Por vezes temos uma ideia na cabeça que queremos desenvolver através da
escrita. Pode ser um pensamento que surgiu à hora do almoço, depois da jornada
de trabalho, ou algo que anda a ruminar há algum tempo na nossa mente; mas
chegada a hora de escrever, outra coisa diferente, ambígua, até, jorra-nos dos
dedos. Começamos a escrever e a nossa mente divaga, já que a nossa existência é
feita de um contínuo de pequenos acontecimentos, a maioria sem grande
importância nem impacto.
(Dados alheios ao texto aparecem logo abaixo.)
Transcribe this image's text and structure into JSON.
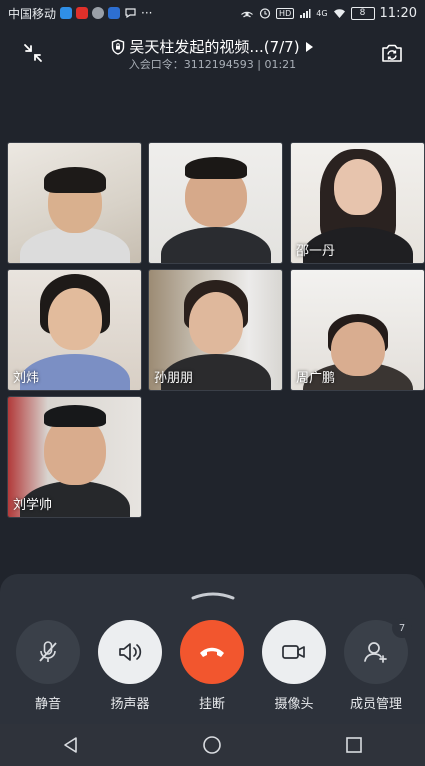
{
  "status_bar": {
    "carrier": "中国移动",
    "icons": [
      "shield-app-icon",
      "red-app-icon",
      "compass-app-icon",
      "jk-app-icon",
      "chat-icon",
      "more-dots-icon",
      "hotspot-icon",
      "alarm-icon",
      "hd-icon",
      "signal-icon",
      "wifi-icon"
    ],
    "more": "···",
    "hd": "HD",
    "network": "4G",
    "battery": "8",
    "time": "11:20"
  },
  "header": {
    "title": "吴天柱发起的视频...(7/7)",
    "subtitle": "入会口令：3112194593 | 01:21"
  },
  "participants": [
    {
      "name": ""
    },
    {
      "name": ""
    },
    {
      "name": "邵一丹"
    },
    {
      "name": "刘炜"
    },
    {
      "name": "孙朋朋"
    },
    {
      "name": "周广鹏"
    },
    {
      "name": "刘学帅"
    }
  ],
  "controls": {
    "mute": "静音",
    "speaker": "扬声器",
    "hangup": "挂断",
    "camera": "摄像头",
    "members": "成员管理",
    "members_badge": "7"
  },
  "colors": {
    "background": "#20242c",
    "panel": "#2d323b",
    "hangup": "#f2562e"
  }
}
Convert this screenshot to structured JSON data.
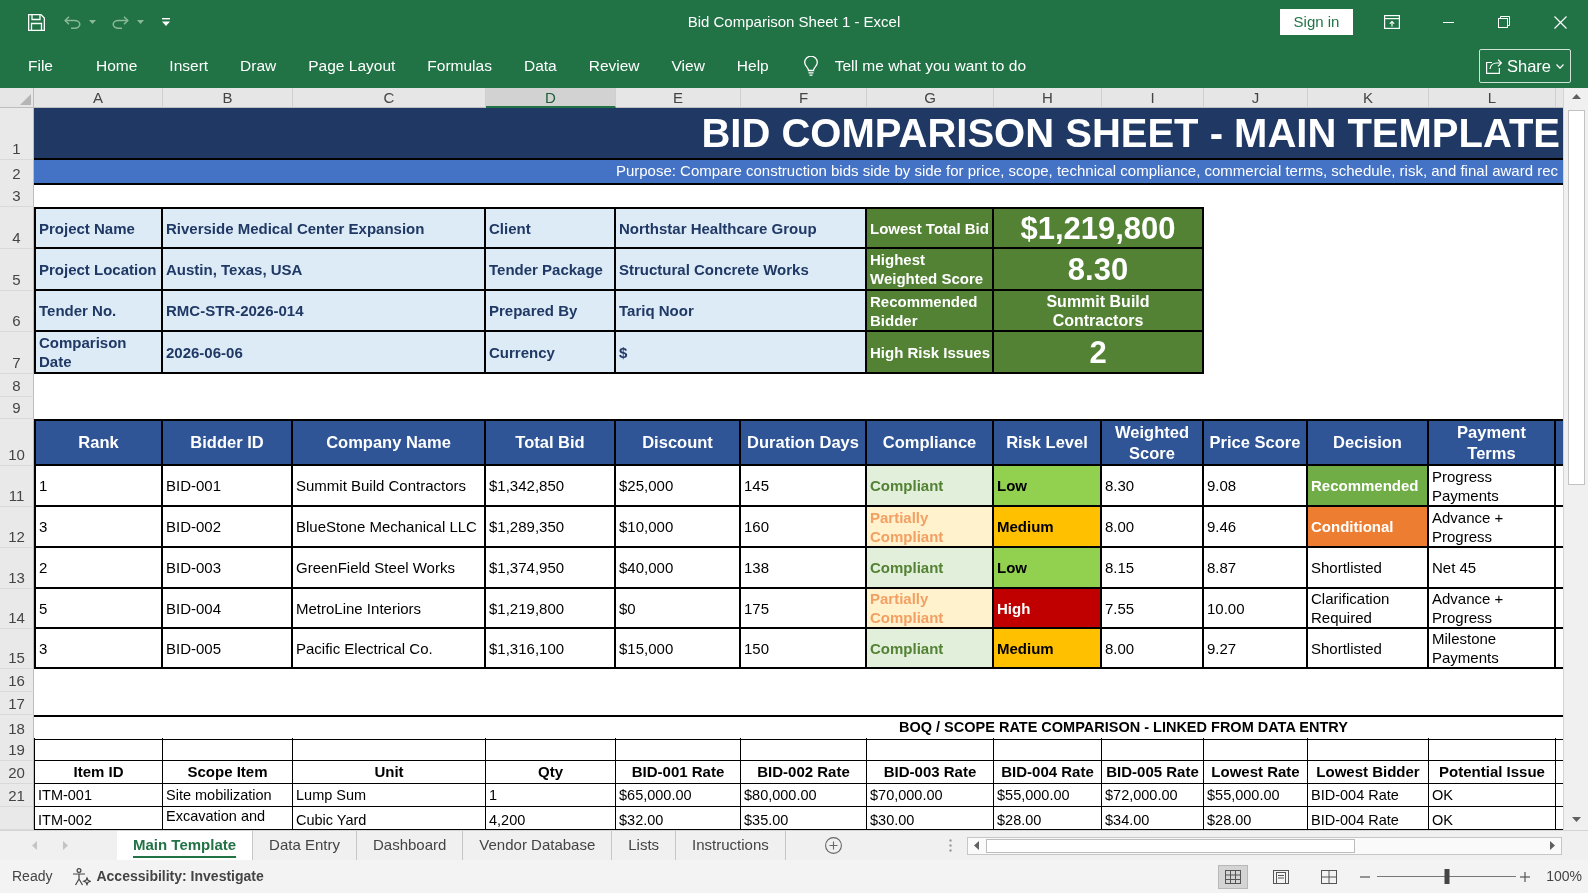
{
  "title_bar": {
    "title": "Bid Comparison Sheet 1 - Excel",
    "sign_in": "Sign in"
  },
  "ribbon": {
    "tabs": [
      "File",
      "Home",
      "Insert",
      "Draw",
      "Page Layout",
      "Formulas",
      "Data",
      "Review",
      "View",
      "Help"
    ],
    "tell_me": "Tell me what you want to do",
    "share": "Share"
  },
  "column_headers": [
    {
      "label": "A",
      "selected": false
    },
    {
      "label": "B",
      "selected": false
    },
    {
      "label": "C",
      "selected": false
    },
    {
      "label": "D",
      "selected": true
    },
    {
      "label": "E",
      "selected": false
    },
    {
      "label": "F",
      "selected": false
    },
    {
      "label": "G",
      "selected": false
    },
    {
      "label": "H",
      "selected": false
    },
    {
      "label": "I",
      "selected": false
    },
    {
      "label": "J",
      "selected": false
    },
    {
      "label": "K",
      "selected": false
    },
    {
      "label": "L",
      "selected": false
    }
  ],
  "row_headers": [
    "1",
    "2",
    "3",
    "4",
    "5",
    "6",
    "7",
    "8",
    "9",
    "10",
    "11",
    "12",
    "13",
    "14",
    "15",
    "16",
    "17",
    "18",
    "19",
    "20",
    "21"
  ],
  "sheet": {
    "title": "BID COMPARISON SHEET - MAIN TEMPLATE",
    "purpose": "Purpose: Compare construction bids side by side for price, scope, technical compliance, commercial terms, schedule, risk, and final award rec",
    "project_info": [
      [
        {
          "label": "Project Name",
          "value": "Riverside Medical Center Expansion"
        },
        {
          "label": "Client",
          "value": "Northstar Healthcare Group"
        }
      ],
      [
        {
          "label": "Project Location",
          "value": "Austin, Texas, USA"
        },
        {
          "label": "Tender Package",
          "value": "Structural Concrete Works"
        }
      ],
      [
        {
          "label": "Tender No.",
          "value": "RMC-STR-2026-014"
        },
        {
          "label": "Prepared By",
          "value": "Tariq Noor"
        }
      ],
      [
        {
          "label": "Comparison Date",
          "value": "2026-06-06"
        },
        {
          "label": "Currency",
          "value": "$"
        }
      ]
    ],
    "summary": [
      {
        "label": "Lowest Total Bid",
        "value": "$1,219,800",
        "kind": "figure"
      },
      {
        "label": "Highest Weighted Score",
        "value": "8.30",
        "kind": "figure"
      },
      {
        "label": "Recommended Bidder",
        "value": "Summit Build Contractors",
        "kind": "text"
      },
      {
        "label": "High Risk Issues",
        "value": "2",
        "kind": "figure"
      }
    ],
    "bids": {
      "columns": [
        "Rank",
        "Bidder ID",
        "Company Name",
        "Total Bid",
        "Discount",
        "Duration Days",
        "Compliance",
        "Risk Level",
        "Weighted Score",
        "Price Score",
        "Decision",
        "Payment Terms"
      ],
      "rows": [
        {
          "rank": "1",
          "bidder_id": "BID-001",
          "company_name": "Summit Build Contractors",
          "total_bid": "$1,342,850",
          "discount": "$25,000",
          "duration_days": "145",
          "compliance": {
            "text": "Compliant",
            "kind": "full"
          },
          "risk_level": {
            "text": "Low",
            "color": "#92d050"
          },
          "weighted_score": "8.30",
          "price_score": "9.08",
          "decision": {
            "text": "Recommended",
            "color": "#70ad47"
          },
          "payment_terms": "Progress Payments"
        },
        {
          "rank": "3",
          "bidder_id": "BID-002",
          "company_name": "BlueStone Mechanical LLC",
          "total_bid": "$1,289,350",
          "discount": "$10,000",
          "duration_days": "160",
          "compliance": {
            "text": "Partially Compliant",
            "kind": "partial"
          },
          "risk_level": {
            "text": "Medium",
            "color": "#ffc000"
          },
          "weighted_score": "8.00",
          "price_score": "9.46",
          "decision": {
            "text": "Conditional",
            "color": "#ed7d31"
          },
          "payment_terms": "Advance + Progress"
        },
        {
          "rank": "2",
          "bidder_id": "BID-003",
          "company_name": "GreenField Steel Works",
          "total_bid": "$1,374,950",
          "discount": "$40,000",
          "duration_days": "138",
          "compliance": {
            "text": "Compliant",
            "kind": "full"
          },
          "risk_level": {
            "text": "Low",
            "color": "#92d050"
          },
          "weighted_score": "8.15",
          "price_score": "8.87",
          "decision": {
            "text": "Shortlisted"
          },
          "payment_terms": "Net 45"
        },
        {
          "rank": "5",
          "bidder_id": "BID-004",
          "company_name": "MetroLine Interiors",
          "total_bid": "$1,219,800",
          "discount": "$0",
          "duration_days": "175",
          "compliance": {
            "text": "Partially Compliant",
            "kind": "partial"
          },
          "risk_level": {
            "text": "High",
            "color": "#c00000"
          },
          "weighted_score": "7.55",
          "price_score": "10.00",
          "decision": {
            "text": "Clarification Required"
          },
          "payment_terms": "Advance + Progress"
        },
        {
          "rank": "3",
          "bidder_id": "BID-005",
          "company_name": "Pacific Electrical Co.",
          "total_bid": "$1,316,100",
          "discount": "$15,000",
          "duration_days": "150",
          "compliance": {
            "text": "Compliant",
            "kind": "full"
          },
          "risk_level": {
            "text": "Medium",
            "color": "#ffc000"
          },
          "weighted_score": "8.00",
          "price_score": "9.27",
          "decision": {
            "text": "Shortlisted"
          },
          "payment_terms": "Milestone Payments"
        }
      ]
    },
    "boq": {
      "title": "BOQ / SCOPE RATE COMPARISON - LINKED FROM DATA ENTRY",
      "columns": [
        "Item ID",
        "Scope Item",
        "Unit",
        "Qty",
        "BID-001 Rate",
        "BID-002 Rate",
        "BID-003 Rate",
        "BID-004 Rate",
        "BID-005 Rate",
        "Lowest Rate",
        "Lowest Bidder",
        "Potential Issue"
      ],
      "rows": [
        [
          "ITM-001",
          "Site mobilization",
          "Lump Sum",
          "1",
          "$65,000.00",
          "$80,000.00",
          "$70,000.00",
          "$55,000.00",
          "$72,000.00",
          "$55,000.00",
          "BID-004 Rate",
          "OK"
        ],
        [
          "ITM-002",
          "Excavation and",
          "Cubic Yard",
          "4,200",
          "$32.00",
          "$35.00",
          "$30.00",
          "$28.00",
          "$34.00",
          "$28.00",
          "BID-004 Rate",
          "OK"
        ]
      ]
    }
  },
  "sheet_tabs": [
    {
      "label": "Main Template",
      "selected": true
    },
    {
      "label": "Data Entry",
      "selected": false
    },
    {
      "label": "Dashboard",
      "selected": false
    },
    {
      "label": "Vendor Database",
      "selected": false
    },
    {
      "label": "Lists",
      "selected": false
    },
    {
      "label": "Instructions",
      "selected": false
    }
  ],
  "status_bar": {
    "mode": "Ready",
    "accessibility": "Accessibility: Investigate",
    "view_buttons": [
      {
        "selected": true
      },
      {
        "selected": false
      },
      {
        "selected": false
      }
    ],
    "zoom": {
      "level": 0.5,
      "label": "100%"
    }
  }
}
De vez em quando, muito de vez em quando, o fluir dos
dias agiganta-se, abrilhanta-se e, então, dizemos que aconteceu algo de
especial e guardamos datas na memória, sentimentos quentes e ternos ou
assustados e infelizes algures dentro de nós. Alguns encaram com leveza os dias
que correm. Lembram-se dos tempos da infância e sorriem condescendentes com o
que foram. Partilham com os amigos histórias improváveis, exageradas, cheias de
feitos e de graças e divertem-se com isso. Olham para sonhos que não se
cumpriram e objetivos que não se alcançaram e o coração não se aperta nem
descem véus de angústia ou derrota. Para outros, o passado, o futuro e,
sobretudo, o presente desgastam. Há uma queixa fina e virulenta, uma espécie de lamuria, que se torna numa inquietação permanente e sem objecto que corrói, que
transforma todos os momentos em tempo perdido, como se a felicidade e a vida
estivessem sempre noutro lugar. Viver pachorrento ou inquieto, tranquilo ou
perturbado, não é bem uma opção. Em cima de um temperamento que nos calha em
sina, acumulam-se experiências e formas de lidar com o que nos acontece, que
nos transforma exatamente no que somos: nós mesmos, únicos, diferentes,
extraordinários por isso. Somos quem somos, por acaso e sem escolha, já que não
nos soubemos fazer de outra maneira. O que nos afirma como únicos é, no
entanto, a nossa forma particular de dizer não e, a partir daí, reconstruirmos o (nosso) mundo - se é que ainda vamos a tempo. Temos
de fazer um esforço, sermos pró-activos, e não estarmos sempre à espera de uma
melhoria das contingências exteriores para fazermos algo por nós. Mas tudo
isto, depois de escrito, soa a receita fácil, já que é impossível fazer a
nossa vida retornar à pureza dúctil de uma página em branco. E, uma vez mais,
como se vê, para o escritor é mais fácil prescrever soluções generalistas (para
os outros) do que as considerar para si mesmo.